Another firearms manufacturer considers leaving its home over restrictive gun laws
posted at 10:01 pm on March 4, 2013 by Mary Katharine Ham
Sure, Maryland. You expect Maryland.
But this story’s out of Colorado, where the state house passed a mag limit bill last week:
Colorado’s largest and most profitable manufacturer of high-capacity ammunition magazines has vowed to leave the state if lawmakers pass a measure banning the devices — a move officials with the company say could cost hundreds of jobs and upward of $85 million in potential spending this year.
Magpul’s threat has Democratic lawmakers scrambling to strike a balance that remains true to their goal of limiting the number of rounds a magazine can hold without frightening off businesses.
“If we’re able to stay in Colorado and manufacture a product, but law-abiding citizens of the state were unable to purchase the product, customers around the state and the nation would boycott us for remaining here,” said Doug Smith, Magpul’s chief operating officer. “Staying here would hurt our business.”
House Bill 1224 bans individuals from possessing high-capacity ammunition magazines of more than 15 rounds — an amendment earlier in the week raised this number from 10 rounds — but allows manufacturers to stay in Colorado and produce the devices.
That legislation made it out of a senate committee today in Colorado:
A Colorado Senate committee on Monday passed a measure that bans ammunition magazines of more than 15 rounds after several hours of testimony from a barrage of experts, law enforcement officials and victims of mass shootings.
House Bill 1224 passed on 3-2 party line vote and moves to the Senate floor on Friday.
This, and a handful of other restrictive gun bills, are playing with electoral fire in Colorado, especially when Colorado Democrats have proven so adept at making insensitive fools of themselves on the subject of the 2nd Amendment lately.
Second Amendment activists were out in force in Denver today:
Meanwhile, back on the East Coast, where presidential aspirant Gov. Martin O’Malley of Maryland is looking to pass restrictive gun laws, Virginia and West Virginia are busy wooing Beretta:
On Thursday, West West Virginia House Speaker Rick Thompson wrote Beretta suggesting his state is the most suitable destination for the company’s relocation.

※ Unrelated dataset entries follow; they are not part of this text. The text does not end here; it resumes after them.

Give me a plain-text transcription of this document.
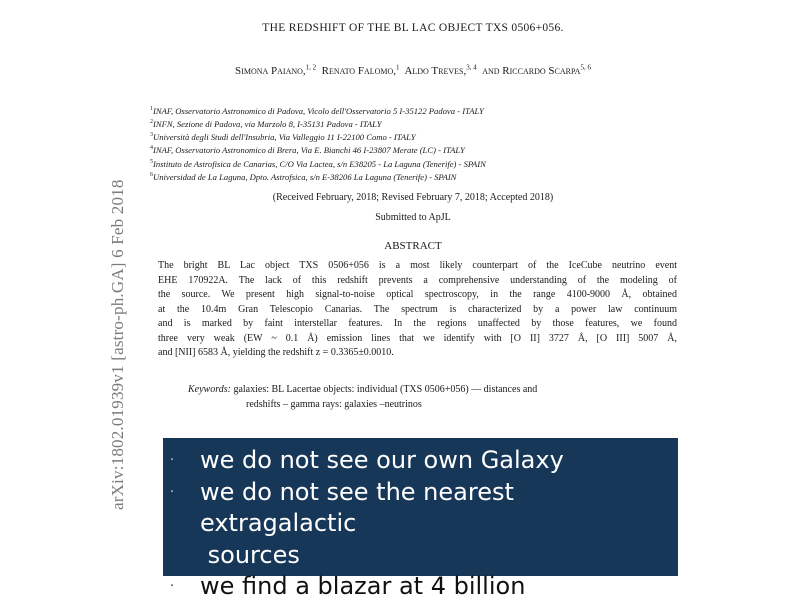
arXiv:1802.01939v1 [astro-ph.GA] 6 Feb 2018
THE REDSHIFT OF THE BL LAC OBJECT TXS 0506+056.
Simona Paiano,$^{1, 2}$ Renato Falomo,$^1$ Aldo Treves,$^{3, 4}$ and Riccardo Scarpa$^{5, 6}$
$^1$INAF, Osservatorio Astronomico di Padova, Vicolo dell'Osservatorio 5 I-35122 Padova - ITALY
$^2$INFN, Sezione di Padova, via Marzolo 8, I-35131 Padova - ITALY
$^3$Università degli Studi dell'Insubria, Via Valleggio 11 I-22100 Como - ITALY
$^4$INAF, Osservatorio Astronomico di Brera, Via E. Bianchi 46 I-23807 Merate (LC) - ITALY
$^5$Instituto de Astrofisica de Canarias, C/O Via Lactea, s/n E38205 - La Laguna (Tenerife) - SPAIN
$^6$Universidad de La Laguna, Dpto. Astrofsica, s/n E-38206 La Laguna (Tenerife) - SPAIN
(Received February, 2018; Revised February 7, 2018; Accepted 2018)
Submitted to ApJL
ABSTRACT
The bright BL Lac object TXS 0506+056 is a most likely counterpart of the IceCube neutrino event
EHE 170922A. The lack of this redshift prevents a comprehensive understanding of the modeling of
the source. We present high signal-to-noise optical spectroscopy, in the range 4100-9000 Å, obtained
at the 10.4m Gran Telescopio Canarias. The spectrum is characterized by a power law continuum
and is marked by faint interstellar features. In the regions unaffected by those features, we found
three very weak (EW ~ 0.1 Å) emission lines that we identify with [O II] 3727 Å, [O III] 5007 Å,
and [NII] 6583 Å, yielding the redshift z = 0.3365±0.0010.
Keywords: galaxies: BL Lacertae objects: individual (TXS 0506+056) — distances and
redshifts – gamma rays: galaxies –neutrinos
· we do not see our own Galaxy
· we do not see the nearest
extragalactic
sources
· we find a blazar at 4 billion
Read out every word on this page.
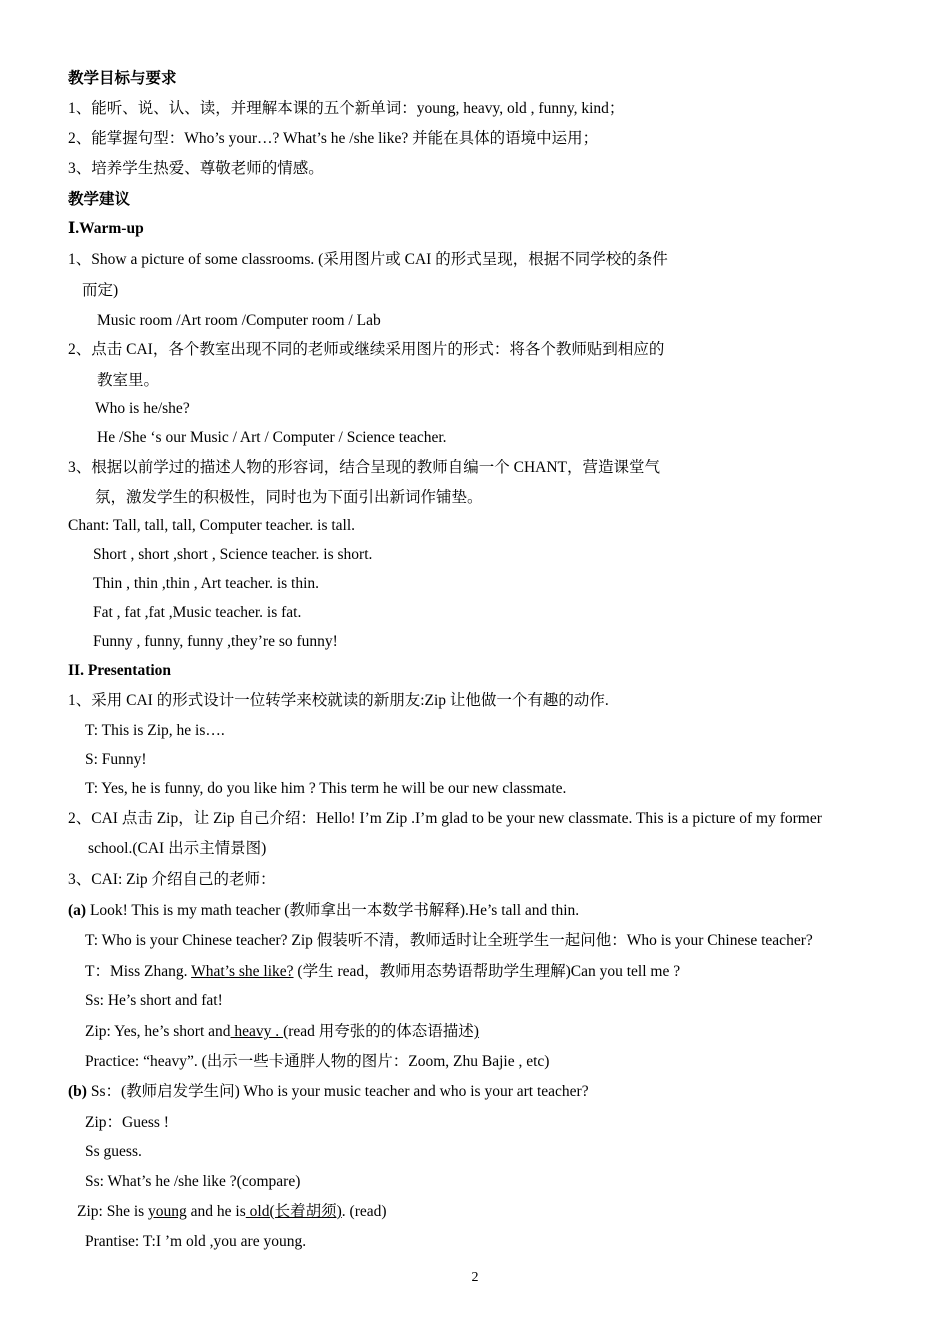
教学目标与要求
1、能听、说、认、读，并理解本课的五个新单词：young, heavy, old , funny, kind；
2、能掌握句型：Who’s your…? What’s he /she like? 并能在具体的语境中运用；
3、培养学生热爱、尊敬老师的情感。
教学建议
Ⅰ.Warm-up
1、Show a picture of some classrooms. (采用图片或 CAI 的形式呈现，根据不同学校的条件
而定)
Music room /Art room /Computer room / Lab
2、点击 CAI，各个教室出现不同的老师或继续采用图片的形式：将各个教师贴到相应的
教室里。
Who is he/she?
He /She ‘s our Music / Art / Computer / Science teacher.
3、根据以前学过的描述人物的形容词，结合呈现的教师自编一个 CHANT，营造课堂气
氛，激发学生的积极性，同时也为下面引出新词作铺垫。
Chant: Tall, tall, tall, Computer teacher. is tall.
Short , short ,short , Science teacher. is short.
Thin , thin ,thin , Art teacher. is thin.
Fat , fat ,fat ,Music teacher. is fat.
Funny , funny, funny ,they’re so funny!
II. Presentation
1、采用 CAI 的形式设计一位转学来校就读的新朋友:Zip 让他做一个有趣的动作.
T: This is Zip, he is….
S: Funny!
T: Yes, he is funny, do you like him ? This term he will be our new classmate.
2、CAI 点击 Zip，让 Zip 自己介绍：Hello! I’m Zip .I’m glad to be your new classmate. This is a picture of my former
school.(CAI 出示主情景图)
3、CAI: Zip 介绍自己的老师：
(a) Look! This is my math teacher (教师拿出一本数学书解释).He’s tall and thin.
T: Who is your Chinese teacher? Zip 假装听不清，教师适时让全班学生一起问他：Who is your Chinese teacher?
T：Miss Zhang. What’s she like? (学生 read，教师用态势语帮助学生理解)Can you tell me ?
Ss: He’s short and fat!
Zip: Yes, he’s short and heavy . (read 用夸张的的体态语描述)
Practice: “heavy”. (出示一些卡通胖人物的图片：Zoom, Zhu Bajie , etc)
(b) Ss：(教师启发学生问) Who is your music teacher and who is your art teacher?
Zip：Guess !
Ss guess.
Ss: What’s he /she like ?(compare)
Zip: She is young and he is old(长着胡须). (read)
Prantise: T:I ’m old ,you are young.
2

“As you may be aware, West Virginia has one of the highest rates of gun ownership in the country, only behind Alaska, Montana, South Dakota and Wyoming,” Thompson wrote. “This combined with the state’s long support of the Second Amendment and our close proximity to your current headquarters, makes us an excellent choice for Beretta USA in your relocation efforts.”
Thompson also assured the gun maker West Virginia will not support a gun control law like the one poised to pass Maryland’s legislature.
But Thompson faces competition from Virginia, Businessweek reports. Earlier this week, Virginia Republican lieutenant governor candidate and investment company executive Pete Snyder wrote to Beretta as well, noting his state’s friendly tax and gun climate. Snyder promised the company, whcih has a facility in Fredericksburg, “would be welcomed with open arms in all parts of the Commonwealth.”
Earlier this month, Jeff Reh, general counsel for Beretta, told the Maryland legislature his company has poured resources into the state, but the new laws — which would ban some of Beretta’s products — could drive the company and its tax dollars elsewhere.
“That commitment is not one-sided, though, and deserves the respect of a corresponding commitment from the local community and from the state Government,” he said. “Instead, we are confronted with a state government that wants to ban our products at a time, by the way, when numerous other state governments are courting our investment. It is worth noting that these other states also do not try to blame a product for human misconduct.”
Flee to friendlier climes, gun manufacturers. You have no obligation to invest in a state that is actively trying to destroy you, and those who blithely run off good jobs in bad times should pay a price for their decisions.